オープニング
個人アシスタント向けのモデルとハードウェアを開発するAIスタートアップ「Hark」は、5月21日に、Parkway Venture Capitalが主導したシリーズAの資金調達でUS$700 millionを調達したと発表した。調達後の企業価値はUS$6 billionとされた。創業者のBrett Adcockは、以前にFigure AIやArcher Aviationを立ち上げており、Harkは2025年後半に始動した。今回の資金は、AIモデルとハードウェアを統合スタックとして開発するという同社の計画に対応するもので、マルチモーダルモデルは今夏のリリースが想定され、その後に専用設計のハードウェアデバイスが続く。
資金調達の詳細と資金の使途
US$700 millionのシリーズAはParkway Venture Capitalが主導し、Nvidia、Intel Capital、AMD Ventures、そしてQualcomm Venturesが参加した。Qualcomm Venturesは大手半導体・モバイルチップ企業のベンチャー部門である。

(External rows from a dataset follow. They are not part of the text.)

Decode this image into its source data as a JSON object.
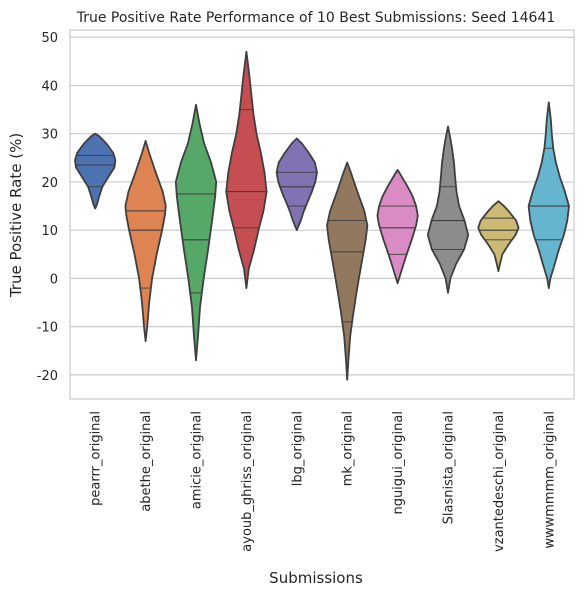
{
  "chart_data": {
    "type": "violin",
    "title": "True Positive Rate Performance of 10 Best Submissions: Seed 14641",
    "xlabel": "Submissions",
    "ylabel": "True Positive Rate (%)",
    "ylim": [
      -25,
      51.5
    ],
    "yticks": [
      -20,
      -10,
      0,
      10,
      20,
      30,
      40,
      50
    ],
    "grid": "horizontal",
    "inner": "quartile lines",
    "categories": [
      "pearrr_original",
      "abethe_original",
      "amicie_original",
      "ayoub_ghriss_original",
      "lbg_original",
      "mk_original",
      "nguigui_original",
      "Slasnista_original",
      "vzantedeschi_original",
      "wwwmmmm_original"
    ],
    "colors": [
      "#4c72b0",
      "#dd8452",
      "#55a868",
      "#c44e52",
      "#8172b3",
      "#937860",
      "#da8bc3",
      "#8c8c8c",
      "#ccb974",
      "#64b5cd"
    ],
    "violins": [
      {
        "min": 14.5,
        "q1": 19,
        "median": 23.5,
        "q3": 25.5,
        "max": 30,
        "profile": [
          [
            14.5,
            0
          ],
          [
            15.5,
            0.1
          ],
          [
            17,
            0.2
          ],
          [
            19,
            0.35
          ],
          [
            21,
            0.65
          ],
          [
            23,
            0.95
          ],
          [
            24.5,
            1
          ],
          [
            26,
            0.9
          ],
          [
            28,
            0.55
          ],
          [
            29.5,
            0.2
          ],
          [
            30,
            0
          ]
        ]
      },
      {
        "min": -13,
        "q1": -2,
        "median": 10,
        "q3": 14,
        "max": 28.5,
        "profile": [
          [
            -13,
            0
          ],
          [
            -10,
            0.08
          ],
          [
            -5,
            0.18
          ],
          [
            0,
            0.32
          ],
          [
            5,
            0.55
          ],
          [
            10,
            0.82
          ],
          [
            13,
            0.95
          ],
          [
            15,
            1
          ],
          [
            18,
            0.85
          ],
          [
            22,
            0.5
          ],
          [
            26,
            0.18
          ],
          [
            28.5,
            0
          ]
        ]
      },
      {
        "min": -17,
        "q1": -3,
        "median": 8,
        "q3": 17.5,
        "max": 36,
        "profile": [
          [
            -17,
            0
          ],
          [
            -12,
            0.1
          ],
          [
            -6,
            0.2
          ],
          [
            0,
            0.38
          ],
          [
            6,
            0.6
          ],
          [
            12,
            0.8
          ],
          [
            17,
            0.95
          ],
          [
            20,
            1
          ],
          [
            24,
            0.75
          ],
          [
            28,
            0.4
          ],
          [
            32,
            0.18
          ],
          [
            36,
            0
          ]
        ]
      },
      {
        "min": -2,
        "q1": 10.5,
        "median": 18,
        "q3": 35,
        "max": 47,
        "profile": [
          [
            -2,
            0
          ],
          [
            2,
            0.12
          ],
          [
            6,
            0.38
          ],
          [
            10,
            0.6
          ],
          [
            14,
            0.85
          ],
          [
            18,
            1
          ],
          [
            22,
            0.9
          ],
          [
            26,
            0.72
          ],
          [
            30,
            0.5
          ],
          [
            34,
            0.35
          ],
          [
            38,
            0.25
          ],
          [
            42,
            0.15
          ],
          [
            47,
            0
          ]
        ]
      },
      {
        "min": 10,
        "q1": 15,
        "median": 19,
        "q3": 22,
        "max": 29,
        "profile": [
          [
            10,
            0
          ],
          [
            12,
            0.2
          ],
          [
            14,
            0.35
          ],
          [
            16,
            0.55
          ],
          [
            18,
            0.75
          ],
          [
            20,
            0.92
          ],
          [
            22,
            1
          ],
          [
            24,
            0.9
          ],
          [
            26,
            0.6
          ],
          [
            28,
            0.25
          ],
          [
            29,
            0
          ]
        ]
      },
      {
        "min": -21,
        "q1": -9,
        "median": 5.5,
        "q3": 12,
        "max": 24,
        "profile": [
          [
            -21,
            0
          ],
          [
            -17,
            0.06
          ],
          [
            -12,
            0.15
          ],
          [
            -8,
            0.28
          ],
          [
            -4,
            0.42
          ],
          [
            0,
            0.58
          ],
          [
            4,
            0.75
          ],
          [
            8,
            0.92
          ],
          [
            11,
            1
          ],
          [
            14,
            0.85
          ],
          [
            18,
            0.5
          ],
          [
            22,
            0.18
          ],
          [
            24,
            0
          ]
        ]
      },
      {
        "min": -1,
        "q1": 5,
        "median": 10.5,
        "q3": 15,
        "max": 22.5,
        "profile": [
          [
            -1,
            0
          ],
          [
            1,
            0.15
          ],
          [
            3,
            0.3
          ],
          [
            5,
            0.45
          ],
          [
            8,
            0.7
          ],
          [
            11,
            0.92
          ],
          [
            13,
            1
          ],
          [
            15,
            0.92
          ],
          [
            17,
            0.75
          ],
          [
            19,
            0.5
          ],
          [
            21,
            0.22
          ],
          [
            22.5,
            0
          ]
        ]
      },
      {
        "min": -3,
        "q1": 6,
        "median": 12,
        "q3": 19,
        "max": 31.5,
        "profile": [
          [
            -3,
            0
          ],
          [
            0,
            0.12
          ],
          [
            3,
            0.4
          ],
          [
            6,
            0.8
          ],
          [
            9,
            1
          ],
          [
            12,
            0.82
          ],
          [
            15,
            0.55
          ],
          [
            18,
            0.42
          ],
          [
            21,
            0.35
          ],
          [
            24,
            0.3
          ],
          [
            27,
            0.2
          ],
          [
            29,
            0.12
          ],
          [
            31.5,
            0
          ]
        ]
      },
      {
        "min": 1.5,
        "q1": 8,
        "median": 10,
        "q3": 12.5,
        "max": 16,
        "profile": [
          [
            1.5,
            0
          ],
          [
            3,
            0.08
          ],
          [
            5,
            0.2
          ],
          [
            7,
            0.5
          ],
          [
            9,
            0.85
          ],
          [
            10.5,
            1
          ],
          [
            12,
            0.88
          ],
          [
            14,
            0.5
          ],
          [
            15,
            0.28
          ],
          [
            16,
            0
          ]
        ]
      },
      {
        "min": -2,
        "q1": 8,
        "median": 15,
        "q3": 27,
        "max": 36.5,
        "profile": [
          [
            -2,
            0
          ],
          [
            0,
            0.08
          ],
          [
            3,
            0.3
          ],
          [
            6,
            0.5
          ],
          [
            9,
            0.75
          ],
          [
            12,
            0.92
          ],
          [
            15,
            1
          ],
          [
            18,
            0.8
          ],
          [
            21,
            0.55
          ],
          [
            24,
            0.35
          ],
          [
            27,
            0.22
          ],
          [
            30,
            0.15
          ],
          [
            33,
            0.1
          ],
          [
            36.5,
            0
          ]
        ]
      }
    ]
  }
}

Harkは、資金は主に3つの領域に配分されると述べた。すなわち、ハードウェア、設計、AI研究にまたがる採用の強化、計算資源(コンピュート)の購入、そしてハードウェア開発に必要な部品の取得である。
プロダクトのロードマップ
Harkは今夏にマルチモーダルモデルをリリースする計画で、それらのシステム向けに作られたハードウェアが後に続くという。同社は提供内容を、エージェント型システム――ユーザーの代わりに行動を取るよう設計されたソフトウェア――として説明しており、デジタル世界の「ユニバーサル・インターフェース」と位置づけている。

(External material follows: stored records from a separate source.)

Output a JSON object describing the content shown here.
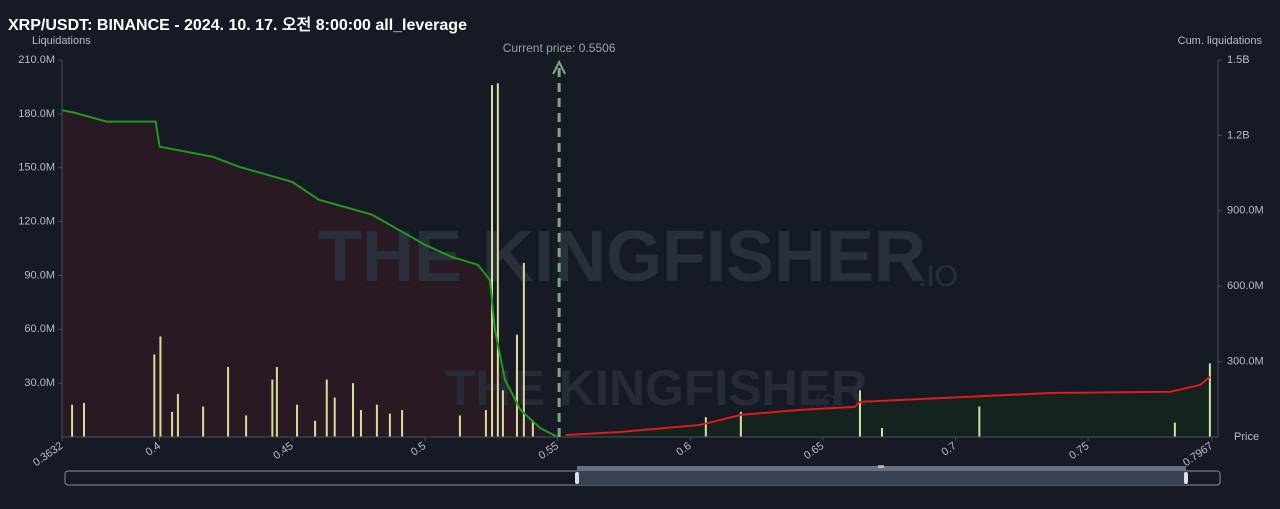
{
  "chart_data": {
    "type": "bar",
    "title": "XRP/USDT: BINANCE - 2024. 10. 17. 오전 8:00:00 all_leverage",
    "ylabel": "Liquidations",
    "y2label": "Cum. liquidations",
    "xlabel": "Price",
    "current_price_label": "Current price: 0.5506",
    "current_price": 0.5506,
    "watermark": "THE KINGFISHER",
    "watermark_suffix": ".IO",
    "xlim": [
      0.3632,
      0.7967
    ],
    "xticks": [
      0.3632,
      0.4,
      0.45,
      0.5,
      0.55,
      0.6,
      0.65,
      0.7,
      0.75,
      0.7967
    ],
    "ylim": [
      0,
      210000000
    ],
    "yticks": [
      {
        "value": 30000000,
        "label": "30.0M"
      },
      {
        "value": 60000000,
        "label": "60.0M"
      },
      {
        "value": 90000000,
        "label": "90.0M"
      },
      {
        "value": 120000000,
        "label": "120.0M"
      },
      {
        "value": 150000000,
        "label": "150.0M"
      },
      {
        "value": 180000000,
        "label": "180.0M"
      },
      {
        "value": 210000000,
        "label": "210.0M"
      }
    ],
    "y2lim": [
      0,
      1500000000
    ],
    "y2ticks": [
      {
        "value": 300000000,
        "label": "300.0M"
      },
      {
        "value": 600000000,
        "label": "600.0M"
      },
      {
        "value": 900000000,
        "label": "900.0M"
      },
      {
        "value": 1200000000,
        "label": "1.2B"
      },
      {
        "value": 1500000000,
        "label": "1.5B"
      }
    ],
    "series": [
      {
        "type": "bar",
        "color": "#d9dca0",
        "x": [
          0.367,
          0.3715,
          0.398,
          0.4003,
          0.4047,
          0.4069,
          0.4164,
          0.4258,
          0.4326,
          0.4425,
          0.4442,
          0.4518,
          0.4586,
          0.463,
          0.466,
          0.4729,
          0.4759,
          0.4819,
          0.4868,
          0.4914,
          0.5132,
          0.523,
          0.5253,
          0.5275,
          0.5294,
          0.5347,
          0.5373,
          0.5407
        ],
        "values": [
          18000000,
          19000000,
          46000000,
          56000000,
          14000000,
          24000000,
          17000000,
          39000000,
          12000000,
          32000000,
          39000000,
          18000000,
          9000000,
          32000000,
          22000000,
          30000000,
          15000000,
          18000000,
          13000000,
          15000000,
          12000000,
          15000000,
          196000000,
          197000000,
          26000000,
          57000000,
          97000000,
          9000000
        ]
      },
      {
        "type": "bar",
        "color": "#c9e6a0",
        "x": [
          0.6059,
          0.6191,
          0.664,
          0.6723,
          0.709,
          0.7827,
          0.7959
        ],
        "values": [
          11000000,
          14000000,
          26000000,
          5000000,
          17000000,
          8000000,
          41000000
        ]
      },
      {
        "type": "line",
        "axis": "y2",
        "color": "#1f9a1f",
        "fill": "#2a1a22",
        "x": [
          0.3632,
          0.368,
          0.38,
          0.3985,
          0.4,
          0.42,
          0.43,
          0.45,
          0.46,
          0.48,
          0.5,
          0.51,
          0.52,
          0.5245,
          0.5264,
          0.5302,
          0.536,
          0.5434,
          0.55
        ],
        "values": [
          1300000000,
          1290000000,
          1255000000,
          1255000000,
          1155000000,
          1115000000,
          1075000000,
          1015000000,
          944000000,
          885000000,
          765000000,
          717000000,
          685000000,
          625000000,
          426000000,
          227000000,
          108000000,
          36000000,
          0
        ]
      },
      {
        "type": "line",
        "axis": "y2",
        "color": "#e01b1b",
        "fill": "#15251f",
        "x": [
          0.553,
          0.5735,
          0.6037,
          0.619,
          0.6414,
          0.662,
          0.664,
          0.679,
          0.705,
          0.7356,
          0.781,
          0.7922,
          0.796
        ],
        "values": [
          8000000,
          20000000,
          48000000,
          88000000,
          108000000,
          120000000,
          140000000,
          147000000,
          160000000,
          175000000,
          180000000,
          207000000,
          240000000
        ]
      }
    ]
  }
}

最終製品の詳細は、投資家向けデモ以外では現時点で限られている。同社は現在、データセンターでNvidia B200 GPUを用いて、約70人の従業員からなる体制で運営している。
投資家構成と背景
創業者Brett Adcockの、ハードウェア集約型の事業における実績が、HarkにおけるAIモデル、ソフトウェア、ハードウェアを統一プラットフォームとして構築する戦略を形づくった。前職の企業――Figure AI(ヒューマノイド・ロボティクス企業)とArcher Aviation(電動航空機メーカー)――は、統合されたハードウェア・ソフトウェア開発のパターンを確立していた。

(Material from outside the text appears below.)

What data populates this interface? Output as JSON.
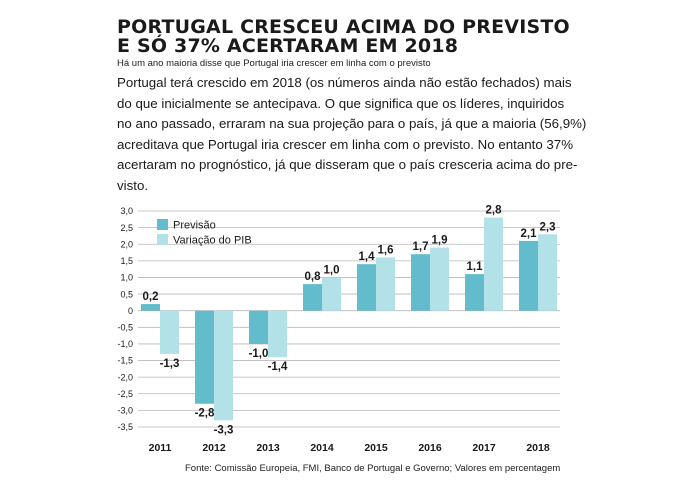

投資家の顔ぶれは、統合されたハードウェア・ソフトウェア型のアプローチに対する確信を反映している。Nvidia、Intel Capital、AMD Ventures、Qualcomm VenturesがParkway Venture Capitalと並んで参加していることは、従来型のベンチャーキャピタルに加え、半導体やチップに注力する投資家からの支援があることを示している。